Volgens Sapo was de Europese Unie in 2022 voor 70,9 procent afhankelijk van fossiele brandstoffen, iets boven het niveau van 69,9 procent in 2021, aldus Eurostat.

"Het jaar 2022 was uitzonderlijk vanuit energieperspectief. Het was het eerste jaar nadat de grote beperkingen als gevolg van de Covid-19 pandemie waren opgeheven, en het werd ook gekenmerkt door de Russische invasie in Oekraïne", schrijft het Europese bureau voor de statistiek in de notitie die op 30 januari werd vrijgegeven.
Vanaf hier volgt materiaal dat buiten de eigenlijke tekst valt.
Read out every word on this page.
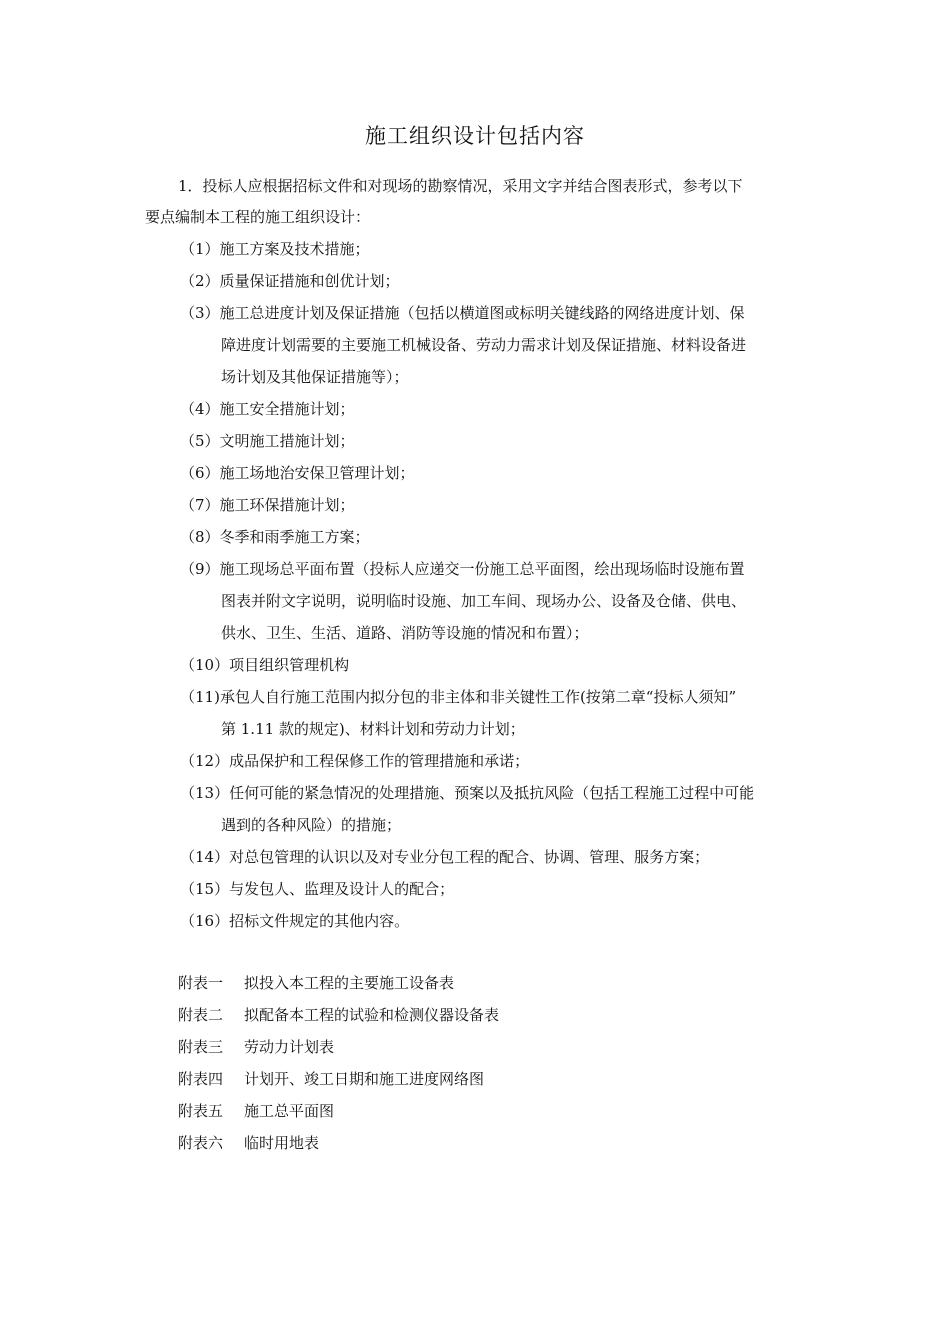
施工组织设计包括内容
1．投标人应根据招标文件和对现场的勘察情况，采用文字并结合图表形式，参考以下
要点编制本工程的施工组织设计：
（1）施工方案及技术措施；
（2）质量保证措施和创优计划；
（3）施工总进度计划及保证措施（包括以横道图或标明关键线路的网络进度计划、保
障进度计划需要的主要施工机械设备、劳动力需求计划及保证措施、材料设备进
场计划及其他保证措施等）；
（4）施工安全措施计划；
（5）文明施工措施计划；
（6）施工场地治安保卫管理计划；
（7）施工环保措施计划；
（8）冬季和雨季施工方案；
（9）施工现场总平面布置（投标人应递交一份施工总平面图，绘出现场临时设施布置
图表并附文字说明，说明临时设施、加工车间、现场办公、设备及仓储、供电、
供水、卫生、生活、道路、消防等设施的情况和布置）；
（10）项目组织管理机构
（11)承包人自行施工范围内拟分包的非主体和非关键性工作(按第二章“投标人须知”
第 1.11 款的规定)、材料计划和劳动力计划；
（12）成品保护和工程保修工作的管理措施和承诺；
（13）任何可能的紧急情况的处理措施、预案以及抵抗风险（包括工程施工过程中可能
遇到的各种风险）的措施；
（14）对总包管理的认识以及对专业分包工程的配合、协调、管理、服务方案；
（15）与发包人、监理及设计人的配合；
（16）招标文件规定的其他内容。
附表一 拟投入本工程的主要施工设备表
附表二 拟配备本工程的试验和检测仪器设备表
附表三 劳动力计划表
附表四 计划开、竣工日期和施工进度网络图
附表五 施工总平面图
附表六 临时用地表
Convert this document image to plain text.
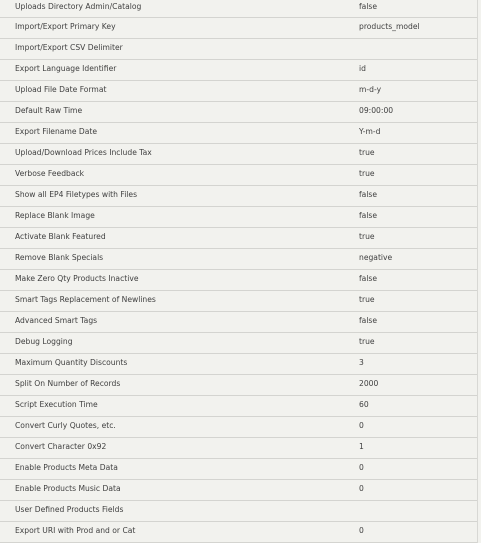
Uploads Directory Admin/Catalog	false
Import/Export Primary Key	products_model
Import/Export CSV Delimiter
Export Language Identifier	id
Upload File Date Format	m-d-y
Default Raw Time	09:00:00
Export Filename Date	Y-m-d
Upload/Download Prices Include Tax	true
Verbose Feedback	true
Show all EP4 Filetypes with Files	false
Replace Blank Image	false
Activate Blank Featured	true
Remove Blank Specials	negative
Make Zero Qty Products Inactive	false
Smart Tags Replacement of Newlines	true
Advanced Smart Tags	false
Debug Logging	true
Maximum Quantity Discounts	3
Split On Number of Records	2000
Script Execution Time	60
Convert Curly Quotes, etc.	0
Convert Character 0x92	1
Enable Products Meta Data	0
Enable Products Music Data	0
User Defined Products Fields
Export URI with Prod and or Cat	0
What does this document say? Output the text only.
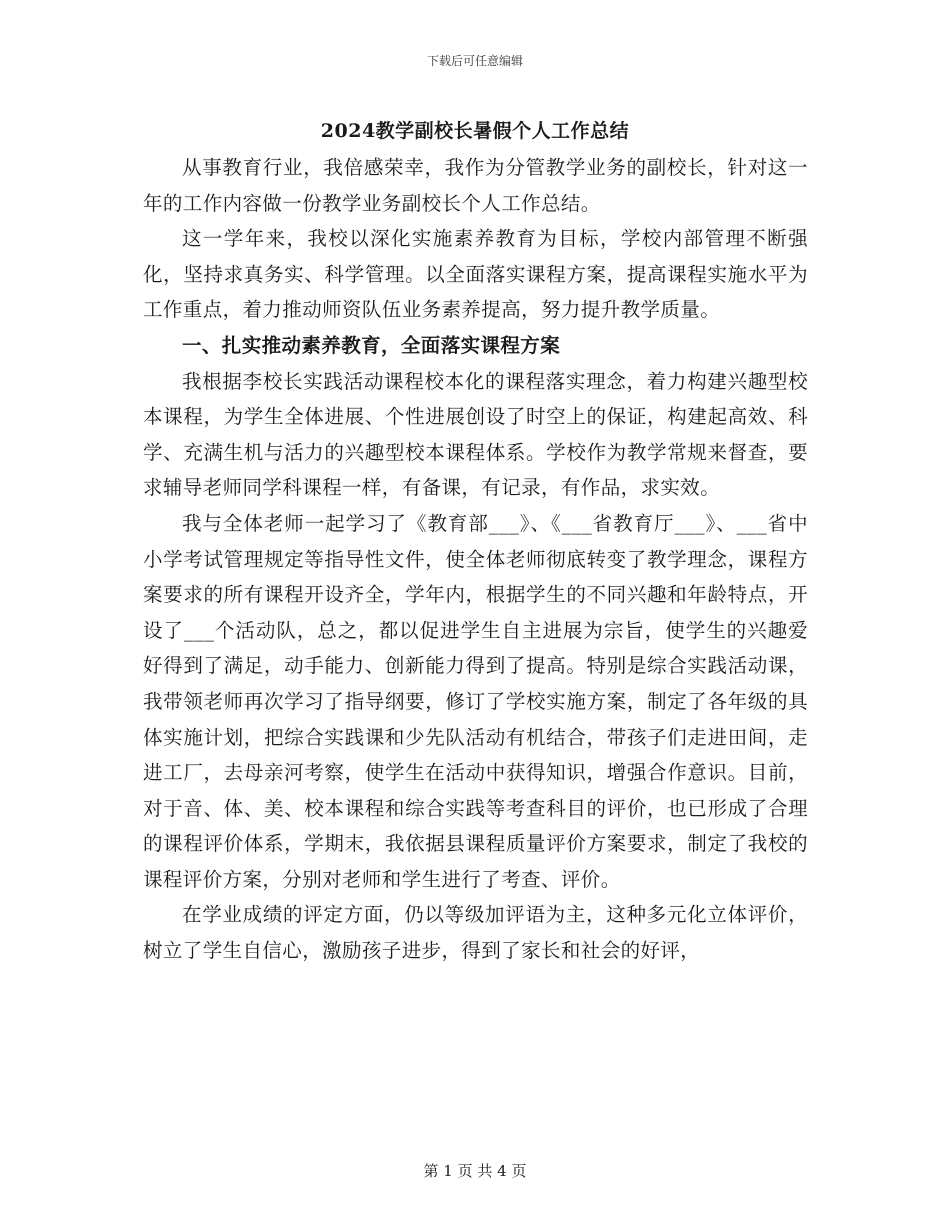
下载后可任意编辑
2024教学副校长暑假个人工作总结

从事教育行业，我倍感荣幸，我作为分管教学业务的副校长，针对这一年的工作内容做一份教学业务副校长个人工作总结。

这一学年来，我校以深化实施素养教育为目标，学校内部管理不断强化，坚持求真务实、科学管理。以全面落实课程方案，提高课程实施水平为工作重点，着力推动师资队伍业务素养提高，努力提升教学质量。

一、扎实推动素养教育，全面落实课程方案

我根据李校长实践活动课程校本化的课程落实理念，着力构建兴趣型校本课程，为学生全体进展、个性进展创设了时空上的保证，构建起高效、科学、充满生机与活力的兴趣型校本课程体系。学校作为教学常规来督查，要求辅导老师同学科课程一样，有备课，有记录，有作品，求实效。

我与全体老师一起学习了《教育部___》、《___省教育厅___》、___省中小学考试管理规定等指导性文件，使全体老师彻底转变了教学理念，课程方案要求的所有课程开设齐全，学年内，根据学生的不同兴趣和年龄特点，开设了___个活动队，总之，都以促进学生自主进展为宗旨，使学生的兴趣爱好得到了满足，动手能力、创新能力得到了提高。特别是综合实践活动课，我带领老师再次学习了指导纲要，修订了学校实施方案，制定了各年级的具体实施计划，把综合实践课和少先队活动有机结合，带孩子们走进田间，走进工厂，去母亲河考察，使学生在活动中获得知识，增强合作意识。目前，对于音、体、美、校本课程和综合实践等考查科目的评价，也已形成了合理的课程评价体系，学期末，我依据县课程质量评价方案要求，制定了我校的课程评价方案，分别对老师和学生进行了考查、评价。

在学业成绩的评定方面，仍以等级加评语为主，这种多元化立体评价，树立了学生自信心，激励孩子进步，得到了家长和社会的好评，

第 1 页 共 4 页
Dat jaar was er, naast pieken in de prijzen van verschillende energiebronnen, een daling in de productie van kernenergie, en zelfs de toename van hernieuwbare bronnen was niet genoeg om dit te compenseren.

Volgens de notitie van het Europese bureau voor de statistiek is "dit percentage de afgelopen decennia aanzienlijk gedaald", met een daling van 11,5 procentpunten sinds 1990, het eerste jaar waarin deze gegevens werden verzameld.
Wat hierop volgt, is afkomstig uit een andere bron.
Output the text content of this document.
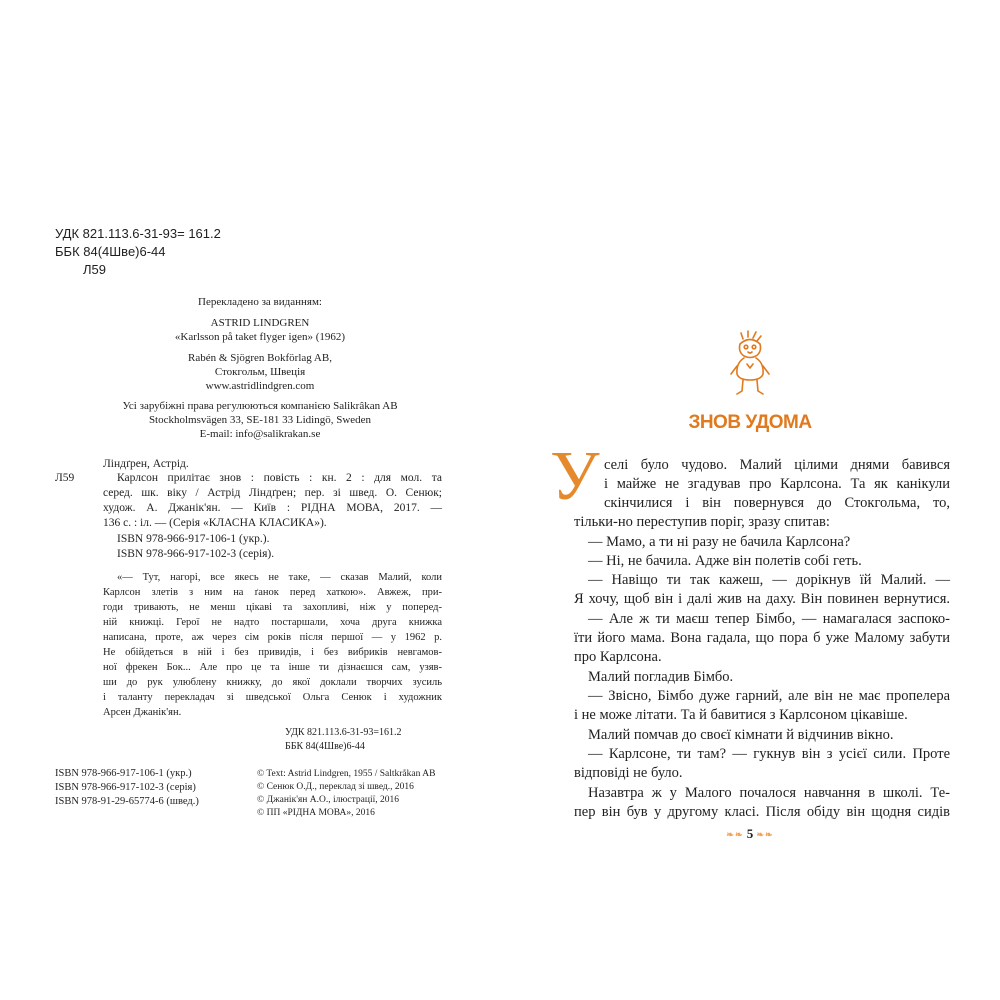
УДК 821.113.6-31-93= 161.2
ББК 84(4Шве)6-44
Л59
Перекладено за виданням:
ASTRID LINDGREN
«Karlsson på taket flyger igen» (1962)
Rabén & Sjögren Bokförlag AB,
Стокгольм, Швеція
www.astridlindgren.com
Усі зарубіжні права регулюються компанією Salikrâkan AB
Stockholmsvägen 33, SE-181 33 Lidingö, Sweden
E-mail: info@salikrakan.se
Л59
Ліндґрен, Астрід.
Карлсон прилітає знов : повість : кн. 2 : для мол. та
серед. шк. віку / Астрід Ліндґрен; пер. зі швед. О. Сенюк;
худож. А. Джанік'ян. — Київ : РІДНА МОВА, 2017. —
136 с. : іл. — (Серія «КЛАСНА КЛАСИКА»).
ISBN 978-966-917-106-1 (укр.).
ISBN 978-966-917-102-3 (серія).
«— Тут, нагорі, все якесь не таке, — сказав Малий, коли
Карлсон злетів з ним на ґанок перед хаткою». Авжеж, при-
годи тривають, не менш цікаві та захопливі, ніж у поперед-
ній книжці. Герої не надто постаршали, хоча друга книжка
написана, проте, аж через сім років після першої — у 1962 р.
Не обійдеться в ній і без привидів, і без вибриків невгамов-
ної фрекен Бок... Але про це та інше ти дізнаєшся сам, узяв-
ши до рук улюблену книжку, до якої доклали творчих зусиль
і таланту перекладач зі шведської Ольга Сенюк і художник
Арсен Джанік'ян.
УДК 821.113.6-31-93=161.2
ББК 84(4Шве)6-44
ISBN 978-966-917-106-1 (укр.)
ISBN 978-966-917-102-3 (серія)
ISBN 978-91-29-65774-6 (швед.)
© Text: Astrid Lindgren, 1955 / Saltkråkan AB
© Сенюк О.Д., переклад зі швед., 2016
© Джанік'ян А.О., ілюстрації, 2016
© ПП «РІДНА МОВА», 2016
ЗНОВ УДОМА
У селі було чудово. Малий цілими днями бавився
і майже не згадував про Карлсона. Та як канікули
скінчилися і він повернувся до Стокгольма, то,
тільки-но переступив поріг, зразу спитав:
— Мамо, а ти ні разу не бачила Карлсона?
— Ні, не бачила. Адже він полетів собі геть.
— Навіщо ти так кажеш, — дорікнув їй Малий. —
Я хочу, щоб він і далі жив на даху. Він повинен вернутися.
— Але ж ти маєш тепер Бімбо, — намагалася заспоко-
їти його мама. Вона гадала, що пора б уже Малому забути
про Карлсона.
Малий погладив Бімбо.
— Звісно, Бімбо дуже гарний, але він не має пропелера
і не може літати. Та й бавитися з Карлсоном цікавіше.
Малий помчав до своєї кімнати й відчинив вікно.
— Карлсоне, ти там? — гукнув він з усієї сили. Проте
відповіді не було.
Назавтра ж у Малого почалося навчання в школі. Те-
пер він був у другому класі. Після обіду він щодня сидів
❧❧ 5 ❧❧
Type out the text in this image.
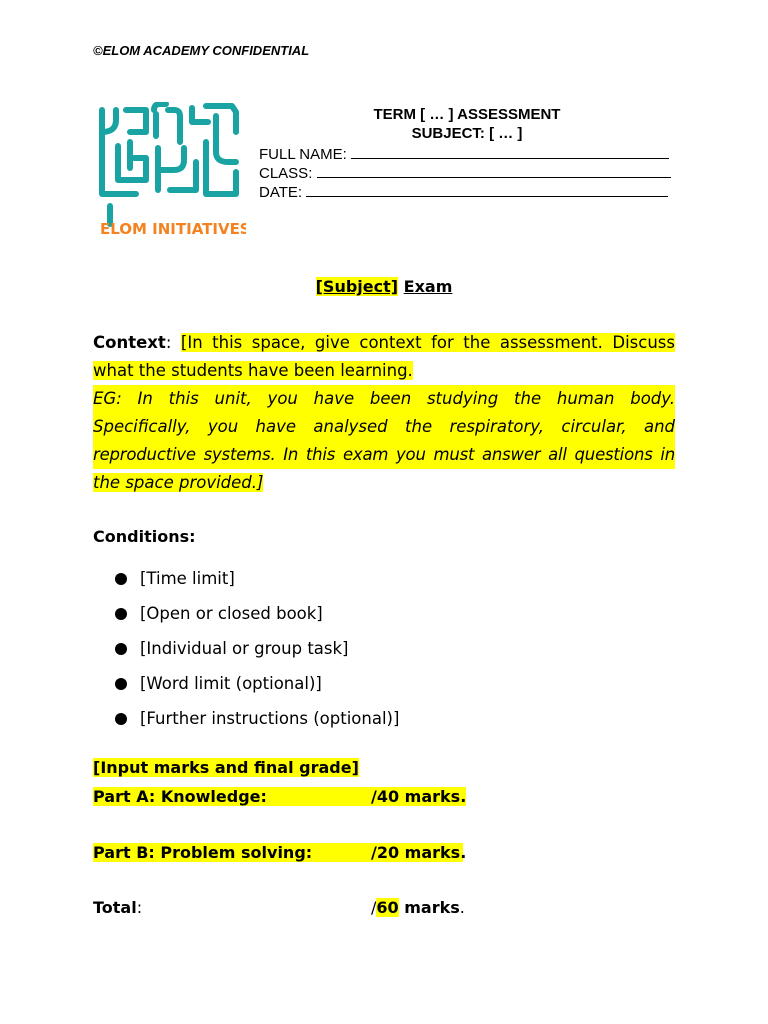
©ELOM ACADEMY CONFIDENTIAL
ELOM INITIATIVES
TERM [ … ] ASSESSMENT
SUBJECT: [ … ]
FULL NAME:
CLASS:
DATE:
[Subject] Exam
Context: [In this space, give context for the assessment. Discuss
what the students have been learning.
EG: In this unit, you have been studying the human body.
Specifically, you have analysed the respiratory, circular, and
reproductive systems. In this exam you must answer all questions in
the space provided.]
Conditions:
[Time limit]
[Open or closed book]
[Individual or group task]
[Word limit (optional)]
[Further instructions (optional)]
[Input marks and final grade]
Part A: Knowledge:	/40 marks.
Part B: Problem solving:	/20 marks.
Total:	/60 marks.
De daling van de afhankelijkheid van fossiele brandstoffen is volgens dezelfde bron vooral te danken aan de toename van hernieuwbare energie. De afhankelijkheid wordt berekend aan de hand van het aandeel fossiele brandstoffen in de energievraag van de regio.

Per land bekeken, was de grootste toename in afhankelijkheid te zien in Estland (3,2 procent), Frankrijk (2,9 procent) en Bulgarije (2,8 procent).
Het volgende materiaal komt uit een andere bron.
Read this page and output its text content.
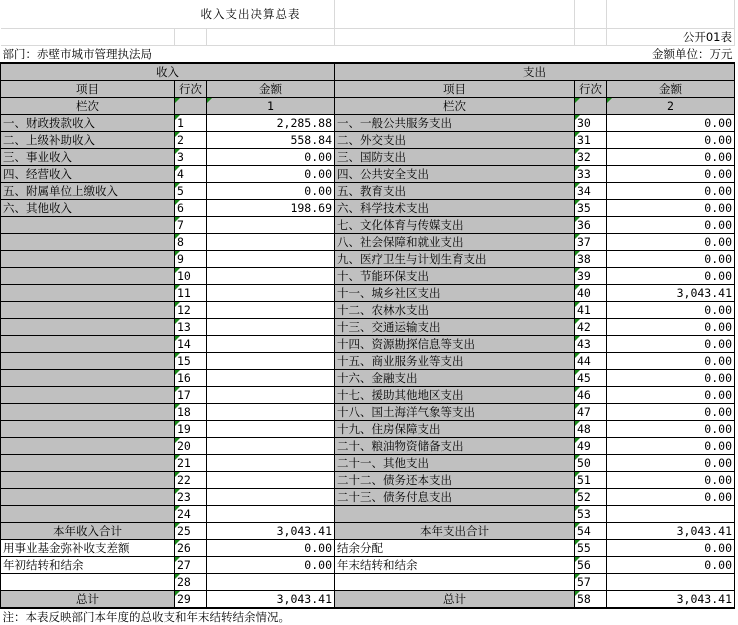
收入支出决算总表					
					公开01表
部门：赤壁市城市管理执法局					金额单位：万元
收入			支出		
项目	行次	金额	项目	行次	金额
栏次		1	栏次		2
一、财政拨款收入	1	2,285.88	一、一般公共服务支出	30	0.00
二、上级补助收入	2	558.84	二、外交支出	31	0.00
三、事业收入	3	0.00	三、国防支出	32	0.00
四、经营收入	4	0.00	四、公共安全支出	33	0.00
五、附属单位上缴收入	5	0.00	五、教育支出	34	0.00
六、其他收入	6	198.69	六、科学技术支出	35	0.00
	7		七、文化体育与传媒支出	36	0.00
	8		八、社会保障和就业支出	37	0.00
	9		九、医疗卫生与计划生育支出	38	0.00
	10		十、节能环保支出	39	0.00
	11		十一、城乡社区支出	40	3,043.41
	12		十二、农林水支出	41	0.00
	13		十三、交通运输支出	42	0.00
	14		十四、资源勘探信息等支出	43	0.00
	15		十五、商业服务业等支出	44	0.00
	16		十六、金融支出	45	0.00
	17		十七、援助其他地区支出	46	0.00
	18		十八、国土海洋气象等支出	47	0.00
	19		十九、住房保障支出	48	0.00
	20		二十、粮油物资储备支出	49	0.00
	21		二十一、其他支出	50	0.00
	22		二十二、债务还本支出	51	0.00
	23		二十三、债务付息支出	52	0.00
	24			53	
本年收入合计	25	3,043.41	本年支出合计	54	3,043.41
用事业基金弥补收支差额	26	0.00	结余分配	55	0.00
年初结转和结余	27	0.00	年末结转和结余	56	0.00
	28			57	
总计	29	3,043.41	总计	58	3,043.41
注：本表反映部门本年度的总收支和年末结转结余情况。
In 2022 bleef Malta het Europese land met de hoogste afhankelijkheid van fossiele brandstoffen binnen de Europese ruimte (96,1 procent), gevolgd door Cyprus (86,3 procent) en Nederland (87,6 procent).

De meeste andere EU-landen hebben percentages tussen de 50 en 85 procent. Portugal valt binnen dit bereik, met een afhankelijkheid van iets minder dan 70 procent. Alleen Zweden en Finland zitten eronder, met afhankelijkheden van respectievelijk ongeveer 30 en 38 procent.